Ms. McCain said she plans to actively help Mr. Biden and attend and join virtual campaign events when he appears in Arizona, which is considered a swing state this year.
Her support for the former Vice President, whom she remembered presented to Mr. McCain on a delegation trip to Congress over 40 years ago, was not surprising given her husband’s frequent clashes with Mr. Trump. However, Ms. McCain’s unreserved support and willingness to blunt on Mr. Biden’s name showed just how deeply the articles about Mr. Trump’s disregard for veterans he denies have hit military families.
Some of these reports, including the original revelations in The Atlantic, also portrayed Mr. Trump’s disdain for Mr. McCain. After Mr. McCain’s death in 2018, the magazine reported, citing unidentified people. Mr. Trump got angry when he saw that flags were halfway through the workforce and said, “We are not going to support this loser’s funeral.”
When asked if she had considered Mr Trump’s reaction to her approval from Mr Biden, Ms. McCain said she would just “laugh” if the President attacked her in one of his “5 in the morning” tweets .
She has possibly the greatest influence on her native Arizona, where her family has long owned a beer distribution company and which Mr. McCain has represented in Congress for 35 years.

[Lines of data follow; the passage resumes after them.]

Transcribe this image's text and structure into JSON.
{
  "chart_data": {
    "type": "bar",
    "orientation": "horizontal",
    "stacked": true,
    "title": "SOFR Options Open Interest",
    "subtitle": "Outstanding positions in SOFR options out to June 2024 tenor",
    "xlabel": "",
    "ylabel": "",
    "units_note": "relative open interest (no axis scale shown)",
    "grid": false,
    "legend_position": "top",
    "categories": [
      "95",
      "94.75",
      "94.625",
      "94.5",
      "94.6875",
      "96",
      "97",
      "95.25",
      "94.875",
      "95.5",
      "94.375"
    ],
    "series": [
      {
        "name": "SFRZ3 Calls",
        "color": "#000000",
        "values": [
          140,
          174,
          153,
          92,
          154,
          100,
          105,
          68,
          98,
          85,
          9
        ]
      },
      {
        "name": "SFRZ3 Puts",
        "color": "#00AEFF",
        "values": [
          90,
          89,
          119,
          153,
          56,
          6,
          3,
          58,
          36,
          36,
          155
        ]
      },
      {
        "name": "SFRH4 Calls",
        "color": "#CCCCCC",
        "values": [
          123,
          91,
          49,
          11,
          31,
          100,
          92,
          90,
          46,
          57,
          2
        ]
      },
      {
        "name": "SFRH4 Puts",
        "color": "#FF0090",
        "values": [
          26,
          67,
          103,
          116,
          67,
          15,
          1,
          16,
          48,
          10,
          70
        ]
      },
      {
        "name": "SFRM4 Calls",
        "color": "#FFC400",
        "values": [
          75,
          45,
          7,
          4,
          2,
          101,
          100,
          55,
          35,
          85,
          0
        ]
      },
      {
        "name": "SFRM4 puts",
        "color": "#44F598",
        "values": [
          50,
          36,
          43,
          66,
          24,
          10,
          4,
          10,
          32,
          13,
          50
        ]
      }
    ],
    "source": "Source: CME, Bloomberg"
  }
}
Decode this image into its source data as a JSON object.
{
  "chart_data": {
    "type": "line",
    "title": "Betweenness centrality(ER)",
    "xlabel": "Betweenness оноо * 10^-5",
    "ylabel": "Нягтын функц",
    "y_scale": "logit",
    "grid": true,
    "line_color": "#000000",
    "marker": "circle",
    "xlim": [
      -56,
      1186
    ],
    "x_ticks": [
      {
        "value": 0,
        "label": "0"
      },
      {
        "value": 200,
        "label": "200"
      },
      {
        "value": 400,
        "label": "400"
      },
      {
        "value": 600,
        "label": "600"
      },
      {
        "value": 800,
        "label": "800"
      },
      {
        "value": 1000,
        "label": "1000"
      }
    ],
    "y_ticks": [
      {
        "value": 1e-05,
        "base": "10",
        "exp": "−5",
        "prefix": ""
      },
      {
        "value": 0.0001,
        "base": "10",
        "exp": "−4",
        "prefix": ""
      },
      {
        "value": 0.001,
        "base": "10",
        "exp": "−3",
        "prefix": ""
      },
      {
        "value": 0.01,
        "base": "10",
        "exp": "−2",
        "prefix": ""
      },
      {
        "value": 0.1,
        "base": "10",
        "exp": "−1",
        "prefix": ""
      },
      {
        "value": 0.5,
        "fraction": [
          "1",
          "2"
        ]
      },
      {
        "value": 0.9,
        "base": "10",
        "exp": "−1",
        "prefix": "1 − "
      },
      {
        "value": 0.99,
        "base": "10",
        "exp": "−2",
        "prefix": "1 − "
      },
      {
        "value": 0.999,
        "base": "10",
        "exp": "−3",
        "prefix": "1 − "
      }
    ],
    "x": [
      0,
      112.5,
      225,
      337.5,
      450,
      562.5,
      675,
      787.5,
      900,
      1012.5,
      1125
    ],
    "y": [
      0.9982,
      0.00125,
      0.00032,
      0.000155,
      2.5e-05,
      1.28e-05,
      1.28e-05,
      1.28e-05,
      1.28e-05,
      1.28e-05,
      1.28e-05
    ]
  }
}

Mr Biden has competed more aggressively in the state than any other Democratic presidential candidate in recent times, and has participated in every reputable poll in the state that has not supported a Democratic presidential candidate since 1996. The former vice president now has public support from a number of prominent current and former Arizona Republicans, including former Senator Jeff Flake and former Representative Jim Kolbe, who represented the state for a long time in Congress, and former Attorney General Grant Woods.
If Arizona flips this year, it would make Mr Trump’s voting card a lot harder given his current troubles in the industrialized Midwest, which he barely carried four years ago.
Democrats could also take over the Arizona Senate seat that Mr. McCain held long and that is now held by Senator Martha McSally, who was appointed to replace him.
Ms. McSally has tried to span the more moderate McCain wing of the Republican Party of Arizona and the diehard supporters of Mr. Trump. But their refusal to defend Mr. McCain more vociferously in the face of Mr. Trump’s attacks, which he has continued over the past few weeks, has angered the McCain family.
Ms. McCain asked if she would support Ms. McSally, who consistently lags behind Mark Kelly, the Democratic challenger, in the polls, and flatly said no. “I’m not interested in it,” she said.